Let’s not be realistic – no deal with the investment of own funds does not give a 100% guarantee that it will be successful. And this is a fact that should be accepted, but in order to start from it, it is essential to try and never give up. Though, 2020 showed that unexpected events like the coronavirus pandemic can turn everything upside down. It should be understood that the success of investment depends on a well-designed strategy, otherwise, the probability of failure is quite high.
So, what does a beginner need to know to become a successful investor? We think that investing is always better than saving money. Let’s have a look at various methods below.
Ways to invest
The big mistake is to assume that investing money for profit is a lottery. There are always risks, but they can be minimized, and for this, you need to choose promising investment options. We will not delve into each of them – you, as a novice investor, still need to see the big picture.
Deposit is the easiest and safest method of investing. Some people even keep money in a bank account which is perfectly fine, because you can accrue an interest rate and gain some profits in the long run. This is one of the most promising options when it comes to investing because you keep funds on a particular account and after some time you get an increased sum of money. It is advisable to add as much money as possible to your account because the interest will be higher. Depositing money on your account is recommended for young investors, who want to earn more money in the long term.
MIF (Mutual Investment Funds)
Mutual funds are companies that buy/sell stock market assets, distributing depositors’ funds to various securities. By investing in MIFs, you become a co-owner of the fund and delegate the management of your funds to professionals. A mutual fund is not a bank, so don’t expect interest. However, the difference between buying and selling can be both positive and negative – MIFs do not guarantee income.
Stocks are the main thing why we think investing is always better. It can be an excellent source of passive income, and quite solid, such as an IPO. But the problem is that for the novice investor it is very difficult to understand which securities to choose from a huge number of options, especially when each of them looks really attractive.

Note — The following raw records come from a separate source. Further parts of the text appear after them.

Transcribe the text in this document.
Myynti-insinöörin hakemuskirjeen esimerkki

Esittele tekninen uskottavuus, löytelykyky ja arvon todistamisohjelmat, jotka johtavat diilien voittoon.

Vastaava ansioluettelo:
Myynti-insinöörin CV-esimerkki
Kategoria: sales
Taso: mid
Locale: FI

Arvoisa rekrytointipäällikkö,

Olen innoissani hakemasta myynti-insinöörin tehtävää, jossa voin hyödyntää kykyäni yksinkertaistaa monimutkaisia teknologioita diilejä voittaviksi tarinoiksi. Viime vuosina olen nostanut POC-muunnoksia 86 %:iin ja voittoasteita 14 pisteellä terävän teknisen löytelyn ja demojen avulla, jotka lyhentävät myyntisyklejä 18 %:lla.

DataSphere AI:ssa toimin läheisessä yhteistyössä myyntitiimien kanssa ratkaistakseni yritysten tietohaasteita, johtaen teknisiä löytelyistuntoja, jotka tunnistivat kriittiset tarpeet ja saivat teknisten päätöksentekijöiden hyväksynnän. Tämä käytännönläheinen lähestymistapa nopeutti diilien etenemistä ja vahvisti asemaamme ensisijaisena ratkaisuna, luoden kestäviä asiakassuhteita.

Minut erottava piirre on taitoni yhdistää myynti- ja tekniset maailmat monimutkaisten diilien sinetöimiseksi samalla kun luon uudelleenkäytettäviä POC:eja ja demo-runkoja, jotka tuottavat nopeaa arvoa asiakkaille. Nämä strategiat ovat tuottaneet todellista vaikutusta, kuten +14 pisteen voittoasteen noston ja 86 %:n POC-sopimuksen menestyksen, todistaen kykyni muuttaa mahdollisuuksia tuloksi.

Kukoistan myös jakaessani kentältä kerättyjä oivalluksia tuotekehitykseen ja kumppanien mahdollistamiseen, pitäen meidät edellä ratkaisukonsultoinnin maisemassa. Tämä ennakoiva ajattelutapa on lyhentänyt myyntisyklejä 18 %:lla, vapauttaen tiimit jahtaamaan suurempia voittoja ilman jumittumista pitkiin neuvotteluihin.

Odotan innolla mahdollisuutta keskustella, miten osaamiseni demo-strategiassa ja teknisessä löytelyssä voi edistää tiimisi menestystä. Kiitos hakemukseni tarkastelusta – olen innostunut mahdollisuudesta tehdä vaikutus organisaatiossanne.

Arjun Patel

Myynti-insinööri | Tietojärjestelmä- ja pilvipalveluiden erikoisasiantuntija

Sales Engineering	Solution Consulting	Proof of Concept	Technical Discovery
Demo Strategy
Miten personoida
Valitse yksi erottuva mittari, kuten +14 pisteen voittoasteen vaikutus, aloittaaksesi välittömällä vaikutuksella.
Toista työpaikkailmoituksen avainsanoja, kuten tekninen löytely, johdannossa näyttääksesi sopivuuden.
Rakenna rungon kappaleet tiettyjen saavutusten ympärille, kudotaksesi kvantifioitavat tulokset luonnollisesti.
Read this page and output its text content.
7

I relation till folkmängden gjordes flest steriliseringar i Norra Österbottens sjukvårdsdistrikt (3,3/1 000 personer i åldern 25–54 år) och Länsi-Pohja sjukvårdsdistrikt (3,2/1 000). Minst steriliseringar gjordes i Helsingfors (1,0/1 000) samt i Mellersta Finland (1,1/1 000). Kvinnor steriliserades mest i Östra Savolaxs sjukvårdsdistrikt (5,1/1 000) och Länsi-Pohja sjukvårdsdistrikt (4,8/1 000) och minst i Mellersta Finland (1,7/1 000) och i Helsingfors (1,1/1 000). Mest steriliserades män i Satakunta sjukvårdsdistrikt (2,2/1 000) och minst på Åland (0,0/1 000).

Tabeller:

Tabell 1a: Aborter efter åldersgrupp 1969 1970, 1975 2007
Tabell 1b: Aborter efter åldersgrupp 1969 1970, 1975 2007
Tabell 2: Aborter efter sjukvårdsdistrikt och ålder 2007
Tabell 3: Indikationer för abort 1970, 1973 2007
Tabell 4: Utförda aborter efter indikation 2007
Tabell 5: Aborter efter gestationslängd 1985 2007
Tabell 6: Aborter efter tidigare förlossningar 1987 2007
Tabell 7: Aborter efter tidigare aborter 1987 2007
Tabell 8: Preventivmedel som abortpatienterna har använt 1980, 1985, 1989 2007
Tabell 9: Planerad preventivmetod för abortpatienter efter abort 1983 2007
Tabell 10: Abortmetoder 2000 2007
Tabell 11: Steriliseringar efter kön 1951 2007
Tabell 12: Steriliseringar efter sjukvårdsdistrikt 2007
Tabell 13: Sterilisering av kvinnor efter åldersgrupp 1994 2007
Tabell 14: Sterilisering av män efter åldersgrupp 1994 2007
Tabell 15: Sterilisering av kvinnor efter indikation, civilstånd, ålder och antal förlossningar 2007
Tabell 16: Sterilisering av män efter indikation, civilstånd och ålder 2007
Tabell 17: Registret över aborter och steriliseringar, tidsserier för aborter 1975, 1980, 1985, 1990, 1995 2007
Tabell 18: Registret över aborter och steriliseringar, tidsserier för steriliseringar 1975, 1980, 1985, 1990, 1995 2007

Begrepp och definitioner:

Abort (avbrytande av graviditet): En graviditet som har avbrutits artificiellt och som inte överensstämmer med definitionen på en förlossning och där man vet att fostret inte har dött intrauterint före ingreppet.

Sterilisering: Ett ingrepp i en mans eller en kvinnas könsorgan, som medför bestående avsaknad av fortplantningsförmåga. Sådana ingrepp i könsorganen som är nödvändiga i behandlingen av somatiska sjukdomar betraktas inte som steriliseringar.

Investing in precious metals is always associated with stability. Gold can be bought in the form of bullion or coins, but the most modern ways are opening an impersonal bank account or investing in shares of gold mining companies. However, it should be taken into account that precious metals have low profitability, and “metal” bank accounts are not insured by the state.
Non-state pension funds operate on the principle of multi-level administration and cannot go bankrupt by law. NPFs involve long-term (for at least 10 years) investment and are a good option to save money for old age.
The peculiarity of this type of investment is the high starting threshold of deposits. But no matter what the method of earning income, the invested funds are guaranteed to pay off – most often in the long run.
There are many other investment options, each of which has both pros and cons. For example, when investing money in a startup you can get 1000% of the profit, but even more likely to be left with nothing. Cryptocurrency has an unstable rate and is dependent on technologies that change from time to time. Domestic bonds require large investments, and art objects require a deep understanding of the market.